Privately owned Quadrant HealthCom acquired International Medical News Group (IMNG) from Elsevier, creating a new medical-publishing juggernaut. Terms of the deal, whose completion was announced today, were not disclosed.

Together, the companies boast a print stable including 29 publications reaching 17 distinct market segments and a circulation of 700,000 MDs and HCPs. Each unit will have its own CEO, and the two will operate under a new name, Frontline Medical Communications.

According to Kantar Media’s Journal Ad Report data, the combined company ranks number one in ad volume for the January-to-June 2012 time period. And on an annualized basis, industry sources said, the two companies will deliver total revenues somewhere north of $60 million, with print about half of that.

“At present the two firms will run largely independent of one another,” Stephen Stoneburn, Quadrant’s chairman of the office of the president, told MM&M. Stoneburn will serve as chairman of Frontline. “There will be a lot of integration with rates and promotional opportunities and things…like the capability to develop attendee revenue from events. But we’ll take our time in identifying how in the future we want to steer things, either to stay separate or come closer together.”

Alan Imhoff, president & CEO of IMNG, will continue in that role, and will join Marcy Holeton, president & CEO of Quadrant. Frontline’s executive suite also includes JoAnn Wahl, president, custom solutions, and Doug Grose, CFO. NJ-based staff of Quadrant and IMNG will combine in one location, a statement noted. IMNG’s content and operations group will remain in Rockville, MD.

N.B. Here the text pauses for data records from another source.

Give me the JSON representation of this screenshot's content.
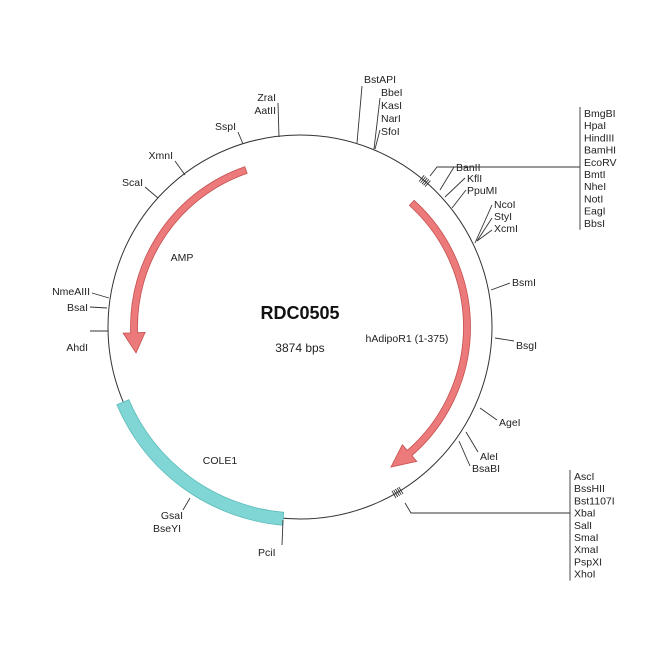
{
  "plasmid": {
    "name": "RDC0505",
    "size": "3874 bps"
  },
  "colors": {
    "gene_arrow": "#ec7a7a",
    "gene_arrow_outline": "#c44f4f",
    "ori": "#7fd6d4",
    "ori_outline": "#5bbcba",
    "backbone": "#333333"
  },
  "features": {
    "amp": "AMP",
    "insert": "hAdipoR1 (1-375)",
    "ori": "COLE1"
  },
  "sites": {
    "zrai": "ZraI",
    "aatii": "AatII",
    "sspi": "SspI",
    "xmni": "XmnI",
    "scai": "ScaI",
    "nmeaiii": "NmeAIII",
    "bsai": "BsaI",
    "ahdi": "AhdI",
    "bstapi": "BstAPI",
    "bbei": "BbeI",
    "kasi": "KasI",
    "nari": "NarI",
    "sfoi": "SfoI",
    "banii": "BanII",
    "kfli": "KflI",
    "ppumi": "PpuMI",
    "ncoi": "NcoI",
    "styi": "StyI",
    "xcmi": "XcmI",
    "bsmi": "BsmI",
    "bsgi": "BsgI",
    "agei": "AgeI",
    "alei": "AleI",
    "bsabi": "BsaBI",
    "pcii": "PciI",
    "gsai": "GsaI",
    "bseyi": "BseYI"
  },
  "mcs1": [
    "BmgBI",
    "HpaI",
    "HindIII",
    "BamHI",
    "EcoRV",
    "BmtI",
    "NheI",
    "NotI",
    "EagI",
    "BbsI"
  ],
  "mcs2": [
    "AscI",
    "BssHII",
    "Bst1107I",
    "XbaI",
    "SalI",
    "SmaI",
    "XmaI",
    "PspXI",
    "XhoI"
  ]
}
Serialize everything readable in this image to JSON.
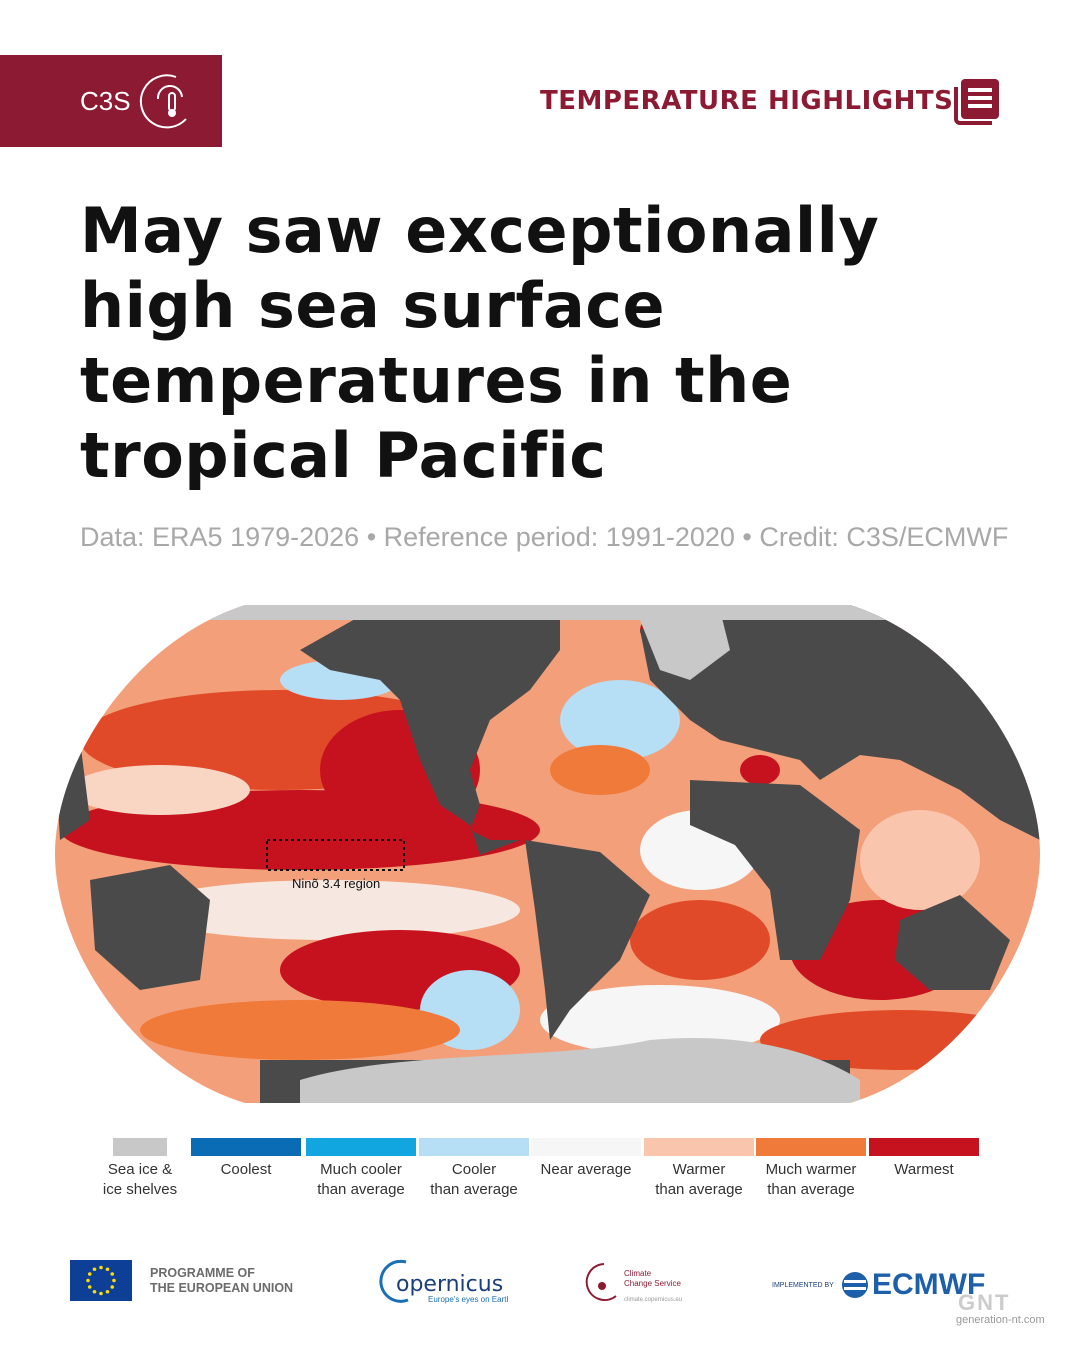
{
  "header": {
    "badge": "C3S",
    "section": "TEMPERATURE HIGHLIGHTS"
  },
  "title_lines": [
    "May saw exceptionally",
    "high sea surface",
    "temperatures in the",
    "tropical Pacific"
  ],
  "subtitle": "Data: ERA5 1979-2026 • Reference period: 1991-2020 • Credit: C3S/ECMWF",
  "map": {
    "annotation": "Ninõ 3.4 region"
  },
  "legend": [
    {
      "lines": [
        "Sea ice &",
        "ice shelves"
      ],
      "color": "#c8c8c8"
    },
    {
      "lines": [
        "Coolest"
      ],
      "color": "#0a6cb5"
    },
    {
      "lines": [
        "Much cooler",
        "than average"
      ],
      "color": "#12a6e0"
    },
    {
      "lines": [
        "Cooler",
        "than average"
      ],
      "color": "#b6def5"
    },
    {
      "lines": [
        "Near average"
      ],
      "color": "#f6f6f6"
    },
    {
      "lines": [
        "Warmer",
        "than average"
      ],
      "color": "#f9c6ad"
    },
    {
      "lines": [
        "Much warmer",
        "than average"
      ],
      "color": "#f07a3a"
    },
    {
      "lines": [
        "Warmest"
      ],
      "color": "#c6111e"
    }
  ],
  "footer": {
    "eu": [
      "PROGRAMME OF",
      "THE EUROPEAN UNION"
    ],
    "copernicus": "opernicus",
    "copernicus_tagline": "Europe's eyes on Earth",
    "c3s": [
      "Climate",
      "Change Service"
    ],
    "c3s_url": "climate.copernicus.eu",
    "implemented": "IMPLEMENTED BY",
    "ecmwf": "ECMWF"
  },
  "watermark": {
    "logo": "GNT",
    "site": "generation-nt.com"
  }
}
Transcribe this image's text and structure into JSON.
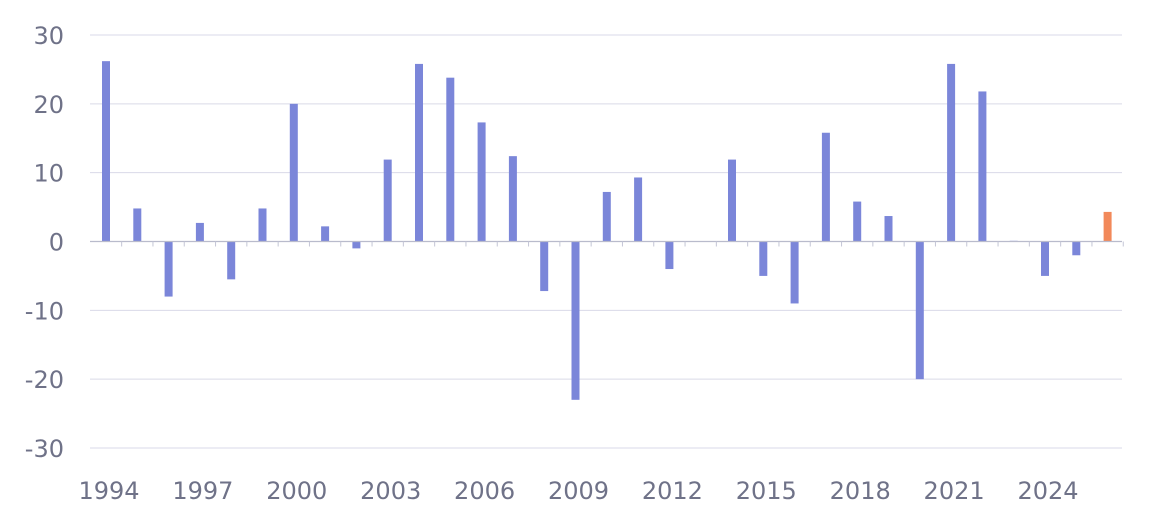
{
  "chart_data": {
    "type": "bar",
    "title": "",
    "xlabel": "",
    "ylabel": "",
    "ylim": [
      -30,
      30
    ],
    "yticks": [
      30,
      20,
      10,
      0,
      -10,
      -20,
      -30
    ],
    "xtick_labels": [
      "1994",
      "1997",
      "2000",
      "2003",
      "2006",
      "2009",
      "2012",
      "2015",
      "2018",
      "2021",
      "2024"
    ],
    "grid": true,
    "legend": "none",
    "colors": {
      "bar": "#7b86d9",
      "highlight": "#f2895a"
    },
    "categories": [
      "1994",
      "1995",
      "1996",
      "1997",
      "1998",
      "1999",
      "2000",
      "2001",
      "2002",
      "2003",
      "2004",
      "2005",
      "2006",
      "2007",
      "2008",
      "2009",
      "2010",
      "2011",
      "2012",
      "2013",
      "2014",
      "2015",
      "2016",
      "2017",
      "2018",
      "2019",
      "2020",
      "2021",
      "2022",
      "2023",
      "2024",
      "2025",
      "2026"
    ],
    "values": [
      26.2,
      4.8,
      -8.0,
      2.7,
      -5.5,
      4.8,
      20.0,
      2.2,
      -1.0,
      11.9,
      25.8,
      23.8,
      17.3,
      12.4,
      -7.2,
      -23.0,
      7.2,
      9.3,
      -4.0,
      0.0,
      11.9,
      -5.0,
      -9.0,
      15.8,
      5.8,
      3.7,
      -20.0,
      25.8,
      21.8,
      0.1,
      -5.0,
      -2.0,
      4.3
    ],
    "highlight_category": "2026"
  }
}
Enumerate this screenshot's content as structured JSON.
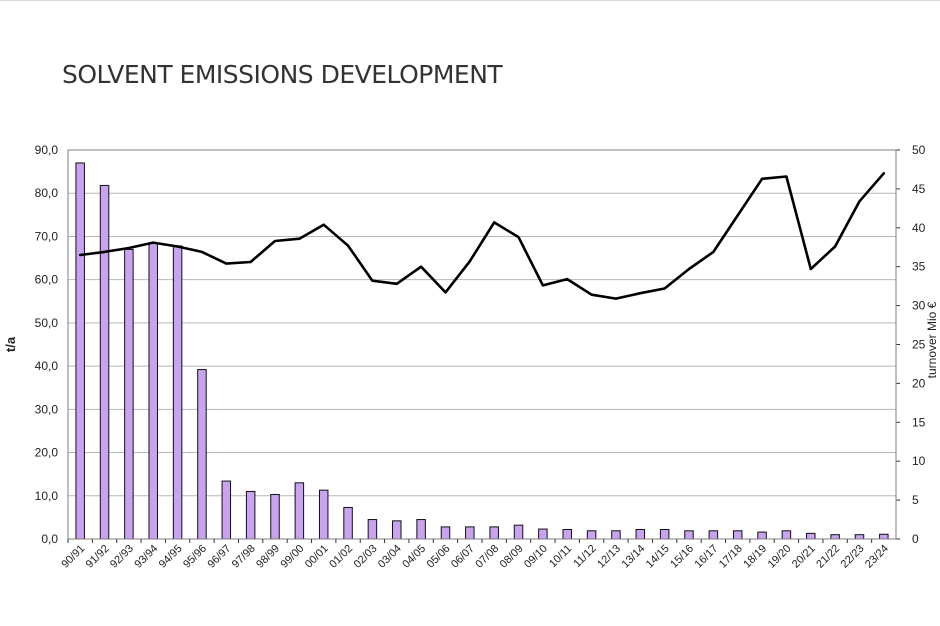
{
  "chart_data": {
    "type": "bar",
    "title": "SOLVENT EMISSIONS DEVELOPMENT",
    "ylabel": "t/a",
    "y2label": "turnover Mio €",
    "ylim": [
      0,
      90
    ],
    "y2lim": [
      0,
      50
    ],
    "yticks": [
      "0,0",
      "10,0",
      "20,0",
      "30,0",
      "40,0",
      "50,0",
      "60,0",
      "70,0",
      "80,0",
      "90,0"
    ],
    "y2ticks": [
      "0",
      "5",
      "10",
      "15",
      "20",
      "25",
      "30",
      "35",
      "40",
      "45",
      "50"
    ],
    "grid": true,
    "categories": [
      "90/91",
      "91/92",
      "92/93",
      "93/94",
      "94/95",
      "95/96",
      "96/97",
      "97/98",
      "98/99",
      "99/00",
      "00/01",
      "01/02",
      "02/03",
      "03/04",
      "04/05",
      "05/06",
      "06/07",
      "07/08",
      "08/09",
      "09/10",
      "10/11",
      "11/12",
      "12/13",
      "13/14",
      "14/15",
      "15/16",
      "16/17",
      "17/18",
      "18/19",
      "19/20",
      "20/21",
      "21/22",
      "22/23",
      "23/24"
    ],
    "series": [
      {
        "type": "bar",
        "axis": "left",
        "color": "#c9a3f0",
        "values": [
          87.0,
          81.8,
          67.0,
          68.5,
          67.8,
          39.2,
          13.4,
          11.0,
          10.3,
          13.0,
          11.3,
          7.3,
          4.5,
          4.2,
          4.5,
          2.8,
          2.8,
          2.8,
          3.2,
          2.3,
          2.2,
          1.9,
          1.9,
          2.2,
          2.2,
          1.9,
          1.9,
          1.9,
          1.6,
          1.9,
          1.3,
          1.0,
          1.0,
          1.1
        ]
      },
      {
        "type": "line",
        "axis": "right",
        "color": "#000000",
        "values": [
          36.5,
          36.9,
          37.4,
          38.1,
          37.6,
          36.9,
          35.4,
          35.6,
          38.3,
          38.6,
          40.4,
          37.7,
          33.2,
          32.8,
          35.0,
          31.7,
          35.7,
          40.7,
          38.8,
          32.6,
          33.4,
          31.4,
          30.9,
          31.6,
          32.2,
          34.7,
          36.9,
          41.6,
          46.3,
          46.6,
          34.7,
          37.6,
          43.4,
          47.0
        ]
      }
    ]
  }
}
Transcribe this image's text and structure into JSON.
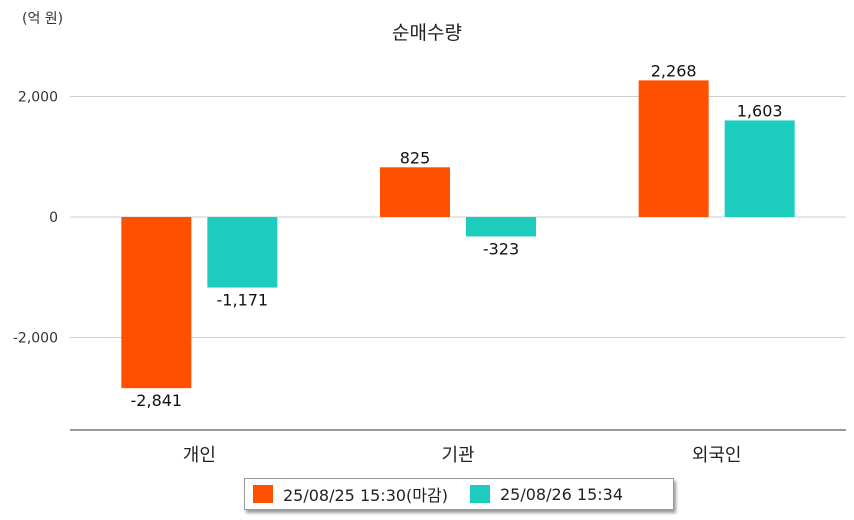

There are 19 IMNG titles, plus its society show dailies, a diversified portfolio mostly of the clinical news variety. Family Practice News and Internal Medicine News, IMNG’s two top-earning titles, have seen softer sales this year, as have most professional publications compared to the first half of 2011 (ad spend for medical/surgical journals was down 16.5% overall).

Two-thirds of IMNG’s business is attributed to print advertising; digital, live events and a society publishing division account for the rest. Quadrant is more diversified, with only a third of its business based on print ads, and the rest derived from digital and events, a business Quadrant acquired with its 2009 purchase of Dowden Health Media from Lebhar-Friedman.

Stoneburn said the addition of IMNG makes the company “more interesting” to media agencies because of its greater readership, plus “a reach that involves a differentiated editorial positioning—clinical on the one hand, tabloid on the other.”

Its position is a dominant one. IMNG generated $18.5 million in first-half 2012 print sales, according to Kantar (just under half of total Elsevier print ad revenue), while Quadrant’s ad sales totaled about $7.0 million during that period. By adding the IMNG titles to its business, Quadrant boosts ad revenue to roughly $25.6 million for the Jan.-June period, making the newly merged company easily the number one medical publisher by print sales.

Elsevier trails behind at number two, with $21.7 million in first-half ad revenue, followed by Advanstar Communications at $20.8, Lippincott Williams & Wilkins at $15.3 million, the American Medical Association at $12.9 million, and Haymarket Media at $12.6 million.

“IMNG is a strong business, but Elsevier’s focus is peer-reviewed clinical research,” said a spokesman for Elsevier. “The advertising and pharma promotional-dependent revenue model on which IMNG solely operates does not fit with our long-term health science business strategy. IMNG’s new home will ensure its continued success.”

Stoneburg said Quadrant, a wholly owned unit of New York-based investment firm M.E. Zukerman & Co., will seek to evolve its digital profile, including a proprietary e-database that, with the acquisition, includes one million HCPs. “We have a real capability there to commercialize that even beyond where we are now. We have over 100 e-mail newsletters each month and want to put a lot of emphasis on exploitation of the database.”

The chairman said his company also remains interested in additional acquisitions, including events, certain kinds of niche med-ed businesses and, as always, publications, particularly in markets it doesn’t have a major presence in, such as oncology and cardiology.